Frau von Hardenberg, Sie sind sogar mit einer Pressemitteilung rausgegangen. Haben die Leute aus der Start-up-Szene auch so locker reagiert?
Von Hardenberg: Das können wir wahrscheinlich besser übereinander erzählen als voneinander selbst. Die Leute sagen einem Negatives ja nicht direkt ins Gesicht. Ich weiß nur, dass die Leute zu mir gekommen sind und gesagt haben: „Krass, die Lea ist schwanger.“
Cramer: Umgekehrt war es genauso! (beide lachen) Wir wussten auch schon gegenseitig, dass die andere schwanger ist, bevor wir uns die Nachricht jeweils erzählt haben. Da ist die Szene schnell.

„Ein Kondom-Abo für meinen Mitgründer“

Bloomy-Days-Chefin Franziska von Hardenberger (links) und Amorelie-Gründerin Lea-Sophie Cramer beim Interview mit WirtschaftsWoche Gründer. (Foto: Lisa Hegemann)

Bloomy-Days-Chefin Franziska von Hardenberger (links) und Amorelie-Gründerin Lea-Sophie Cramer beim Interview mit WirtschaftsWoche Gründer.
(Foto: Lisa Hegemann)

Und die direkten Reaktionen?
Von Hardenberg: Ich habe es in keiner Art und Weise negativ gespiegelt bekommen.
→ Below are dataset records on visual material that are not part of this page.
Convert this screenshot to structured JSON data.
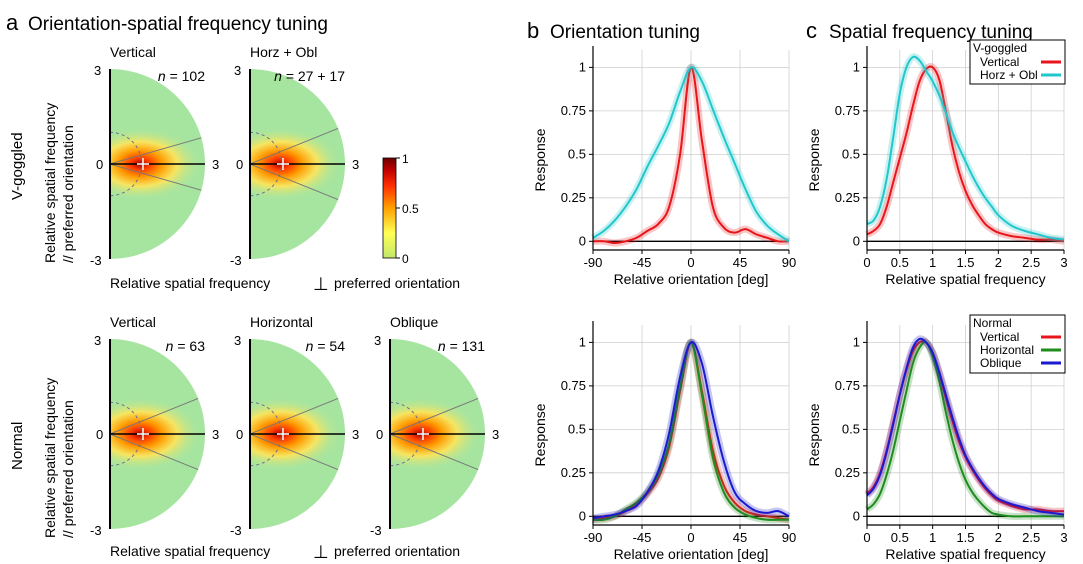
{
  "figure": {
    "panel_a": {
      "letter": "a",
      "title": "Orientation-spatial frequency tuning",
      "row_labels": [
        "V-goggled",
        "Normal"
      ],
      "y_axis_label_line1": "Relative spatial frequency",
      "y_axis_label_line2": "// preferred orientation",
      "x_axis_label": "Relative spatial frequency",
      "x_axis_suffix": "preferred orientation",
      "perp_symbol": "⊥",
      "tick_top": "3",
      "tick_mid": "0",
      "tick_bottom": "-3",
      "tick_right": "3",
      "n_prefix": "n",
      "rows": [
        {
          "polars": [
            {
              "title": "Vertical",
              "n": "= 102",
              "sector_deg": 16
            },
            {
              "title": "Horz + Obl",
              "n": "= 27 + 17",
              "sector_deg": 22
            }
          ]
        },
        {
          "polars": [
            {
              "title": "Vertical",
              "n": "= 63",
              "sector_deg": 22
            },
            {
              "title": "Horizontal",
              "n": "= 54",
              "sector_deg": 22
            },
            {
              "title": "Oblique",
              "n": "= 131",
              "sector_deg": 22
            }
          ]
        }
      ],
      "colorbar": {
        "max_label": "1",
        "mid_label": "0.5",
        "min_label": "0",
        "colors": [
          "#c0c040",
          "#ffff60",
          "#ffa000",
          "#ff4000",
          "#c00000",
          "#700000"
        ]
      }
    },
    "panel_b": {
      "letter": "b",
      "title": "Orientation tuning"
    },
    "panel_c": {
      "letter": "c",
      "title": "Spatial frequency tuning"
    }
  },
  "chart_data": [
    {
      "type": "line",
      "id": "b-top",
      "xlabel": "Relative orientation [deg]",
      "ylabel": "Response",
      "xlim": [
        -90,
        90
      ],
      "ylim": [
        -0.05,
        1.1
      ],
      "xticks": [
        "-90",
        "-45",
        "0",
        "45",
        "90"
      ],
      "yticks": [
        "0",
        "0.25",
        "0.5",
        "0.75",
        "1"
      ],
      "grid": true,
      "x": [
        -90,
        -80,
        -70,
        -60,
        -50,
        -40,
        -30,
        -20,
        -10,
        0,
        10,
        20,
        30,
        40,
        50,
        60,
        70,
        80,
        90
      ],
      "series": [
        {
          "name": "Vertical",
          "color": "#e8161b",
          "values": [
            0.0,
            0.0,
            -0.01,
            0.0,
            0.02,
            0.06,
            0.1,
            0.2,
            0.5,
            1.0,
            0.58,
            0.2,
            0.08,
            0.05,
            0.07,
            0.04,
            0.02,
            0.0,
            0.0
          ]
        },
        {
          "name": "Horz + Obl",
          "color": "#22c7cc",
          "values": [
            0.02,
            0.06,
            0.12,
            0.2,
            0.3,
            0.43,
            0.55,
            0.68,
            0.86,
            1.0,
            0.92,
            0.76,
            0.6,
            0.45,
            0.3,
            0.17,
            0.09,
            0.04,
            0.0
          ]
        }
      ]
    },
    {
      "type": "line",
      "id": "b-bottom",
      "xlabel": "Relative orientation [deg]",
      "ylabel": "Response",
      "xlim": [
        -90,
        90
      ],
      "ylim": [
        -0.05,
        1.1
      ],
      "xticks": [
        "-90",
        "-45",
        "0",
        "45",
        "90"
      ],
      "yticks": [
        "0",
        "0.25",
        "0.5",
        "0.75",
        "1"
      ],
      "grid": true,
      "x": [
        -90,
        -80,
        -70,
        -60,
        -50,
        -40,
        -30,
        -20,
        -10,
        0,
        10,
        20,
        30,
        40,
        50,
        60,
        70,
        80,
        90
      ],
      "series": [
        {
          "name": "Vertical",
          "color": "#e8161b",
          "values": [
            -0.02,
            -0.01,
            0.0,
            0.03,
            0.07,
            0.13,
            0.22,
            0.4,
            0.72,
            1.0,
            0.72,
            0.38,
            0.18,
            0.08,
            0.03,
            0.01,
            0.0,
            -0.01,
            -0.02
          ]
        },
        {
          "name": "Horizontal",
          "color": "#1e8c1e",
          "values": [
            -0.02,
            -0.02,
            0.0,
            0.04,
            0.08,
            0.14,
            0.24,
            0.42,
            0.74,
            1.0,
            0.7,
            0.34,
            0.14,
            0.05,
            0.01,
            -0.01,
            -0.02,
            -0.02,
            -0.02
          ]
        },
        {
          "name": "Oblique",
          "color": "#1a1ad0",
          "values": [
            -0.01,
            0.0,
            0.01,
            0.03,
            0.06,
            0.14,
            0.26,
            0.48,
            0.8,
            1.0,
            0.88,
            0.58,
            0.32,
            0.14,
            0.07,
            0.03,
            0.02,
            0.03,
            0.0
          ]
        }
      ]
    },
    {
      "type": "line",
      "id": "c-top",
      "xlabel": "Relative spatial frequency",
      "ylabel": "Response",
      "xlim": [
        0,
        3
      ],
      "ylim": [
        -0.05,
        1.1
      ],
      "xticks": [
        "0",
        "0.5",
        "1",
        "1.5",
        "2",
        "2.5",
        "3"
      ],
      "yticks": [
        "0",
        "0.25",
        "0.5",
        "0.75",
        "1"
      ],
      "grid": true,
      "legend": {
        "title": "V-goggled",
        "position": "top-right"
      },
      "x": [
        0,
        0.1,
        0.2,
        0.3,
        0.4,
        0.5,
        0.6,
        0.7,
        0.8,
        0.9,
        1.0,
        1.1,
        1.2,
        1.3,
        1.4,
        1.5,
        1.6,
        1.7,
        1.8,
        1.9,
        2.0,
        2.2,
        2.4,
        2.6,
        2.8,
        3.0
      ],
      "series": [
        {
          "name": "Vertical",
          "color": "#e8161b",
          "values": [
            0.04,
            0.06,
            0.1,
            0.2,
            0.34,
            0.48,
            0.62,
            0.78,
            0.92,
            0.99,
            1.0,
            0.93,
            0.75,
            0.55,
            0.4,
            0.29,
            0.21,
            0.15,
            0.1,
            0.07,
            0.05,
            0.03,
            0.02,
            0.01,
            0.01,
            0.0
          ]
        },
        {
          "name": "Horz + Obl",
          "color": "#22c7cc",
          "values": [
            0.1,
            0.12,
            0.2,
            0.36,
            0.6,
            0.85,
            1.0,
            1.06,
            1.04,
            0.98,
            0.92,
            0.84,
            0.74,
            0.63,
            0.54,
            0.46,
            0.38,
            0.31,
            0.25,
            0.2,
            0.15,
            0.09,
            0.06,
            0.04,
            0.02,
            0.01
          ]
        }
      ]
    },
    {
      "type": "line",
      "id": "c-bottom",
      "xlabel": "Relative spatial frequency",
      "ylabel": "Response",
      "xlim": [
        0,
        3
      ],
      "ylim": [
        -0.05,
        1.1
      ],
      "xticks": [
        "0",
        "0.5",
        "1",
        "1.5",
        "2",
        "2.5",
        "3"
      ],
      "yticks": [
        "0",
        "0.25",
        "0.5",
        "0.75",
        "1"
      ],
      "grid": true,
      "legend": {
        "title": "Normal",
        "position": "top-right"
      },
      "x": [
        0,
        0.1,
        0.2,
        0.3,
        0.4,
        0.5,
        0.6,
        0.7,
        0.8,
        0.9,
        1.0,
        1.1,
        1.2,
        1.3,
        1.4,
        1.5,
        1.6,
        1.7,
        1.8,
        1.9,
        2.0,
        2.2,
        2.4,
        2.6,
        2.8,
        3.0
      ],
      "series": [
        {
          "name": "Vertical",
          "color": "#e8161b",
          "values": [
            0.13,
            0.17,
            0.25,
            0.38,
            0.54,
            0.7,
            0.84,
            0.95,
            1.0,
            1.0,
            0.94,
            0.82,
            0.68,
            0.55,
            0.43,
            0.34,
            0.27,
            0.21,
            0.16,
            0.12,
            0.09,
            0.06,
            0.04,
            0.04,
            0.03,
            0.03
          ]
        },
        {
          "name": "Horizontal",
          "color": "#1e8c1e",
          "values": [
            0.04,
            0.07,
            0.13,
            0.24,
            0.38,
            0.55,
            0.72,
            0.88,
            0.97,
            1.0,
            0.92,
            0.78,
            0.6,
            0.44,
            0.31,
            0.21,
            0.14,
            0.09,
            0.05,
            0.02,
            0.01,
            0.0,
            0.0,
            0.0,
            0.0,
            0.0
          ]
        },
        {
          "name": "Oblique",
          "color": "#1a1ad0",
          "values": [
            0.12,
            0.16,
            0.24,
            0.37,
            0.53,
            0.7,
            0.85,
            0.97,
            1.02,
            1.0,
            0.94,
            0.83,
            0.7,
            0.57,
            0.45,
            0.35,
            0.28,
            0.22,
            0.17,
            0.13,
            0.1,
            0.07,
            0.05,
            0.03,
            0.02,
            0.01
          ]
        }
      ]
    }
  ]
}
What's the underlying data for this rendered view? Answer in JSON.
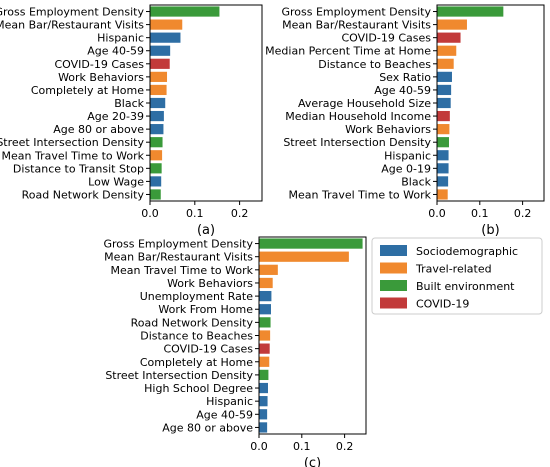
{
  "colors": {
    "Sociodemographic": "#2e6ea4",
    "Travel-related": "#f0892e",
    "Built environment": "#3a9a3a",
    "COVID-19": "#c23a3a"
  },
  "legend": [
    "Sociodemographic",
    "Travel-related",
    "Built environment",
    "COVID-19"
  ],
  "chart_data": [
    {
      "type": "bar",
      "orientation": "horizontal",
      "caption": "(a)",
      "xlim": [
        0,
        0.25
      ],
      "xticks": [
        "0.0",
        "0.1",
        "0.2"
      ],
      "grid": false,
      "categories": [
        "Gross Employment Density",
        "Mean Bar/Restaurant Visits",
        "Hispanic",
        "Age 40-59",
        "COVID-19 Cases",
        "Work Behaviors",
        "Completely at Home",
        "Black",
        "Age 20-39",
        "Age 80 or above",
        "Street Intersection Density",
        "Mean Travel Time to Work",
        "Distance to Transit Stop",
        "Low Wage",
        "Road Network Density"
      ],
      "values": [
        0.155,
        0.072,
        0.068,
        0.045,
        0.044,
        0.038,
        0.037,
        0.034,
        0.031,
        0.03,
        0.028,
        0.027,
        0.026,
        0.025,
        0.024
      ],
      "groups": [
        "Built environment",
        "Travel-related",
        "Sociodemographic",
        "Sociodemographic",
        "COVID-19",
        "Travel-related",
        "Travel-related",
        "Sociodemographic",
        "Sociodemographic",
        "Sociodemographic",
        "Built environment",
        "Travel-related",
        "Built environment",
        "Sociodemographic",
        "Built environment"
      ]
    },
    {
      "type": "bar",
      "orientation": "horizontal",
      "caption": "(b)",
      "xlim": [
        0,
        0.25
      ],
      "xticks": [
        "0.0",
        "0.1",
        "0.2"
      ],
      "grid": false,
      "categories": [
        "Gross Employment Density",
        "Mean Bar/Restaurant Visits",
        "COVID-19 Cases",
        "Median Percent Time at Home",
        "Distance to Beaches",
        "Sex Ratio",
        "Age 40-59",
        "Average Household Size",
        "Median Household Income",
        "Work Behaviors",
        "Street Intersection Density",
        "Hispanic",
        "Age 0-19",
        "Black",
        "Mean Travel Time to Work"
      ],
      "values": [
        0.155,
        0.07,
        0.055,
        0.045,
        0.039,
        0.035,
        0.033,
        0.032,
        0.03,
        0.029,
        0.028,
        0.027,
        0.027,
        0.026,
        0.025
      ],
      "groups": [
        "Built environment",
        "Travel-related",
        "COVID-19",
        "Travel-related",
        "Travel-related",
        "Sociodemographic",
        "Sociodemographic",
        "Sociodemographic",
        "COVID-19",
        "Travel-related",
        "Built environment",
        "Sociodemographic",
        "Sociodemographic",
        "Sociodemographic",
        "Travel-related"
      ]
    },
    {
      "type": "bar",
      "orientation": "horizontal",
      "caption": "(c)",
      "xlim": [
        0,
        0.25
      ],
      "xticks": [
        "0.0",
        "0.1",
        "0.2"
      ],
      "grid": false,
      "categories": [
        "Gross Employment Density",
        "Mean Bar/Restaurant Visits",
        "Mean Travel Time to Work",
        "Work Behaviors",
        "Unemployment Rate",
        "Work From Home",
        "Road Network Density",
        "Distance to Beaches",
        "COVID-19 Cases",
        "Completely at Home",
        "Street Intersection Density",
        "High School Degree",
        "Hispanic",
        "Age 40-59",
        "Age 80 or above"
      ],
      "values": [
        0.242,
        0.21,
        0.044,
        0.032,
        0.029,
        0.028,
        0.027,
        0.026,
        0.025,
        0.024,
        0.022,
        0.021,
        0.02,
        0.019,
        0.019
      ],
      "groups": [
        "Built environment",
        "Travel-related",
        "Travel-related",
        "Travel-related",
        "Sociodemographic",
        "Sociodemographic",
        "Built environment",
        "Travel-related",
        "COVID-19",
        "Travel-related",
        "Built environment",
        "Sociodemographic",
        "Sociodemographic",
        "Sociodemographic",
        "Sociodemographic"
      ]
    }
  ]
}
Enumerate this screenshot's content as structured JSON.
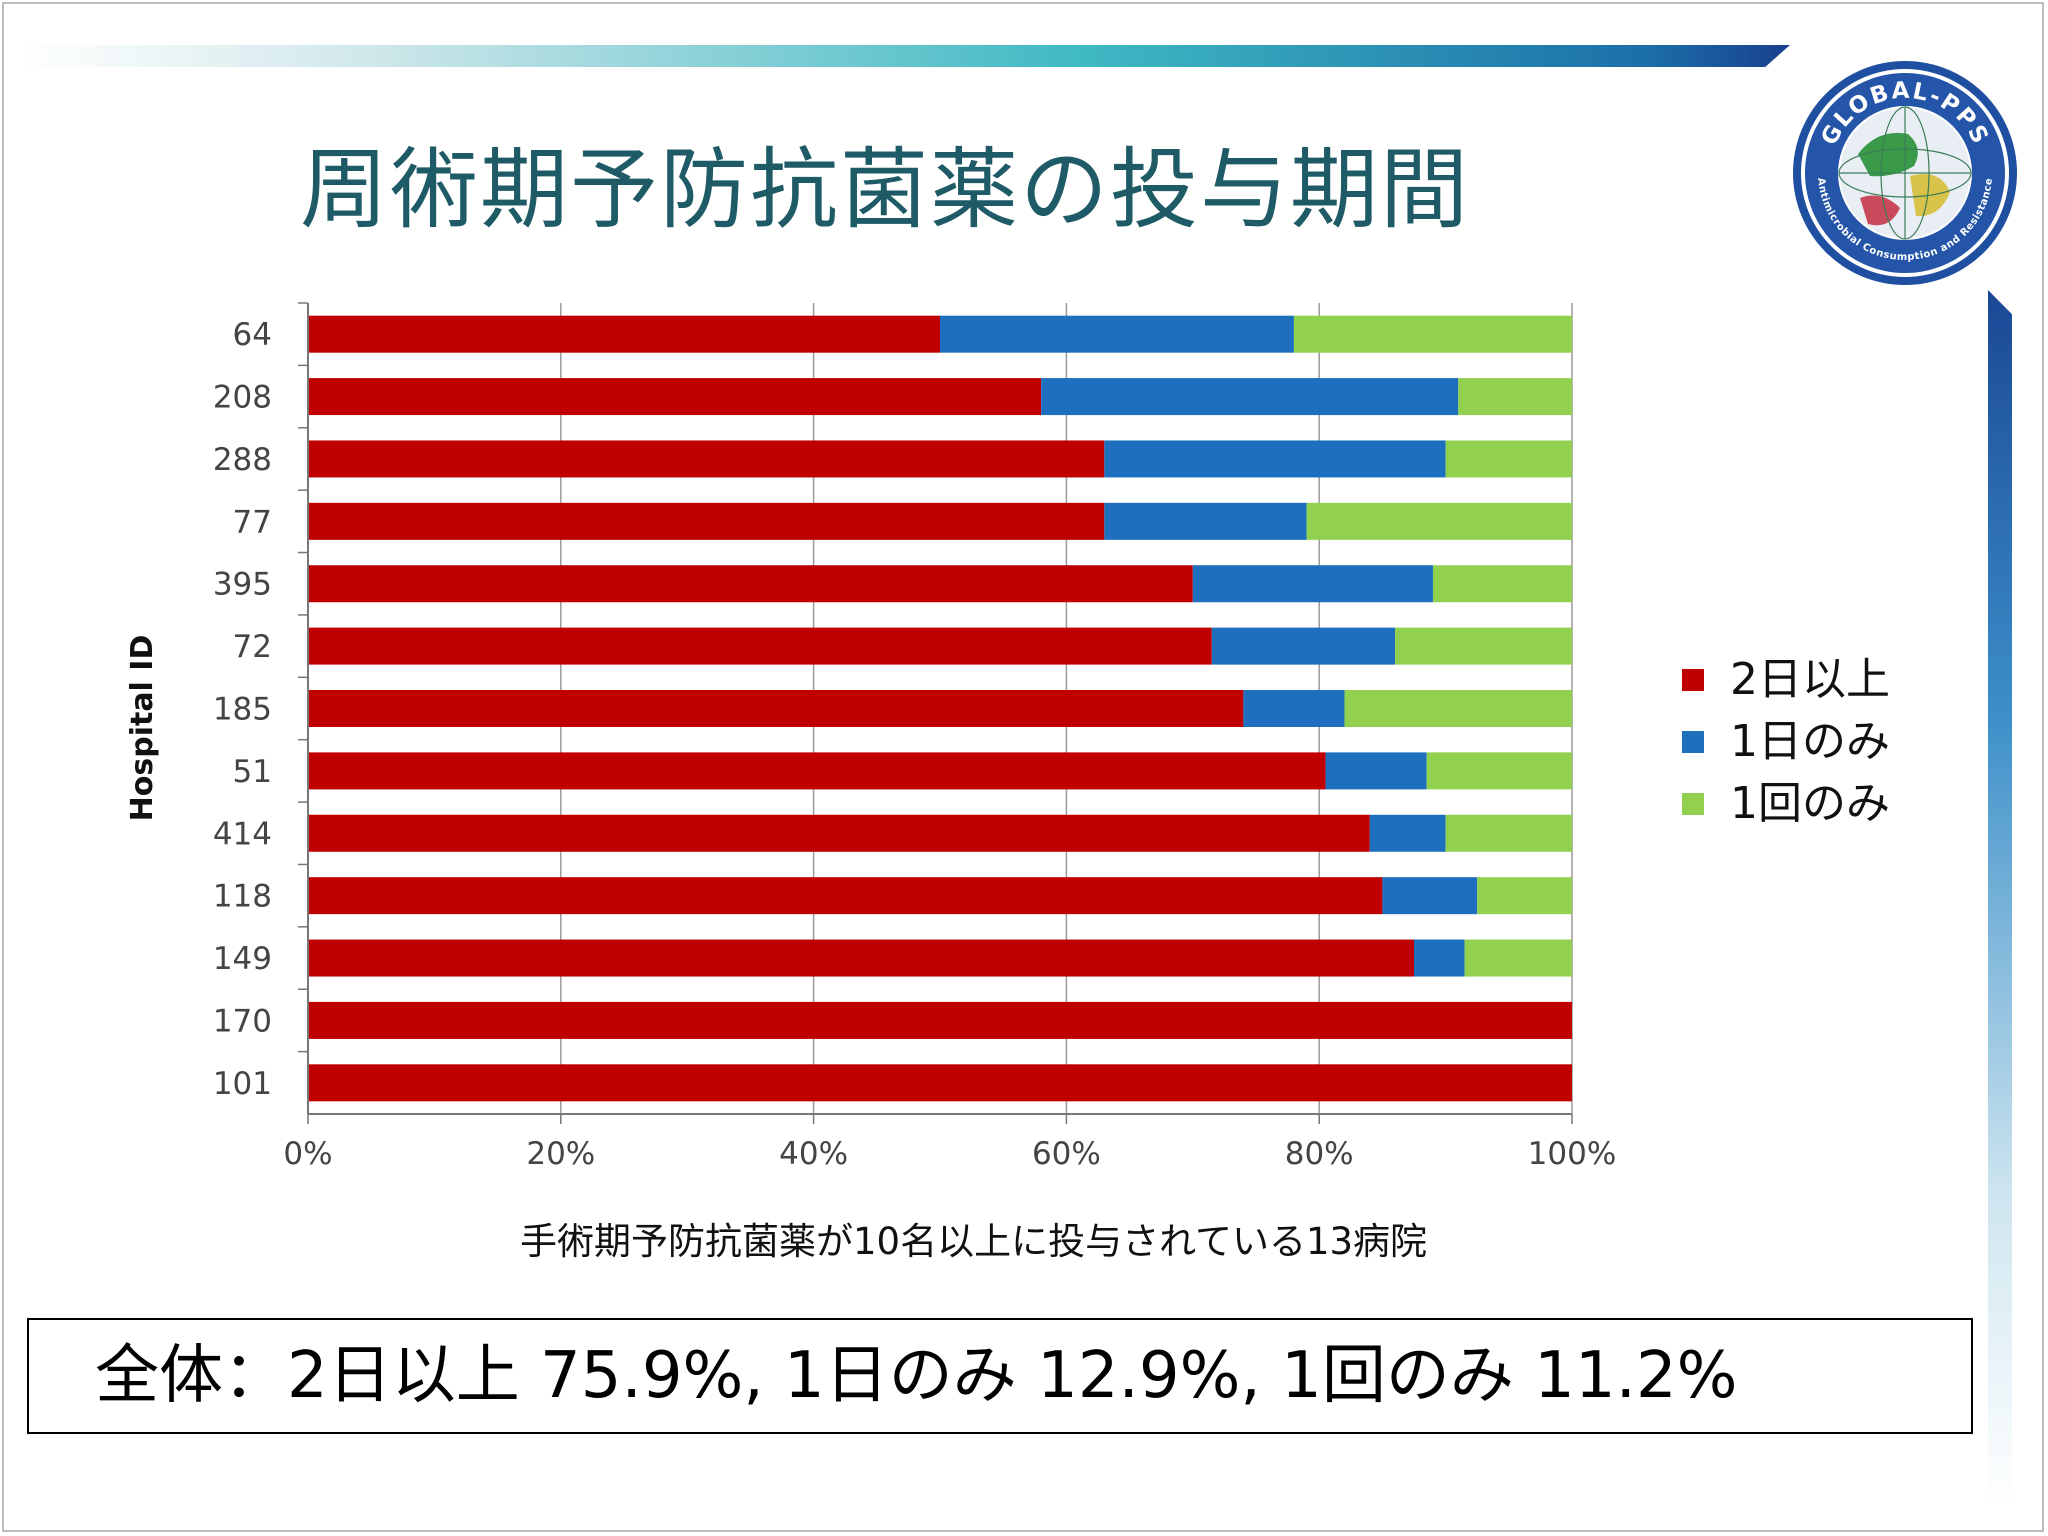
{
  "title": "周術期予防抗菌薬の投与期間",
  "logo": {
    "name": "GLOBAL-PPS",
    "tagline": "Antimicrobial Consumption and Resistance"
  },
  "caption": "手術期予防抗菌薬が10名以上に投与されている13病院",
  "summary": "全体：2日以上 75.9%, 1日のみ 12.9%, 1回のみ 11.2%",
  "colors": {
    "series1": "#c00000",
    "series2": "#1f6fbf",
    "series3": "#92d050",
    "title": "#1e5b66"
  },
  "chart_data": {
    "type": "bar",
    "orientation": "horizontal",
    "stacked": "percent",
    "ylabel": "Hospital ID",
    "xlabel": "",
    "xlim": [
      0,
      100
    ],
    "xticks": [
      "0%",
      "20%",
      "40%",
      "60%",
      "80%",
      "100%"
    ],
    "grid": true,
    "legend_position": "right",
    "categories": [
      "64",
      "208",
      "288",
      "77",
      "395",
      "72",
      "185",
      "51",
      "414",
      "118",
      "149",
      "170",
      "101"
    ],
    "series": [
      {
        "name": "2日以上",
        "color": "#c00000",
        "values": [
          50,
          58,
          63,
          63,
          70,
          71.5,
          74,
          80.5,
          84,
          85,
          87.5,
          100,
          100
        ]
      },
      {
        "name": "1日のみ",
        "color": "#1f6fbf",
        "values": [
          28,
          33,
          27,
          16,
          19,
          14.5,
          8,
          8,
          6,
          7.5,
          4,
          0,
          0
        ]
      },
      {
        "name": "1回のみ",
        "color": "#92d050",
        "values": [
          22,
          9,
          10,
          21,
          11,
          14,
          18,
          11.5,
          10,
          7.5,
          8.5,
          0,
          0
        ]
      }
    ]
  }
}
Die Leute, denen ich es erzählt habe, haben sich mitgefreut.
Cramer: Bei mir war es noch mal anders, weil wir ja die Firma verkauft haben. Ein Investor guckt natürlich auch auf das Gründerteam, wenn er ein Unternehmen übernimmt. Deswegen hatte ich Respekt davor, es ProSiebenSat.1 zu erzählen. Genau nach der Übernahme war das nicht der perfekte Zeitpunkt. Aber den gibt es sowieso nicht.

Wie hat ProSiebenSat.1 denn reagiert?
Cramer: Ganz entspannt. Die Manager haben gesagt: „Wenn das jemand packt, dann du.“ Und dann kamen die ersten Witze über meine Branche, dass man meinem Mitgründer nun ein Kondom-Abo schenken müsse, damit nicht beide Gründer ausfallen. (lacht) Das war also schnell wieder im spaßigen Bereich und gar nicht so ernsthaft.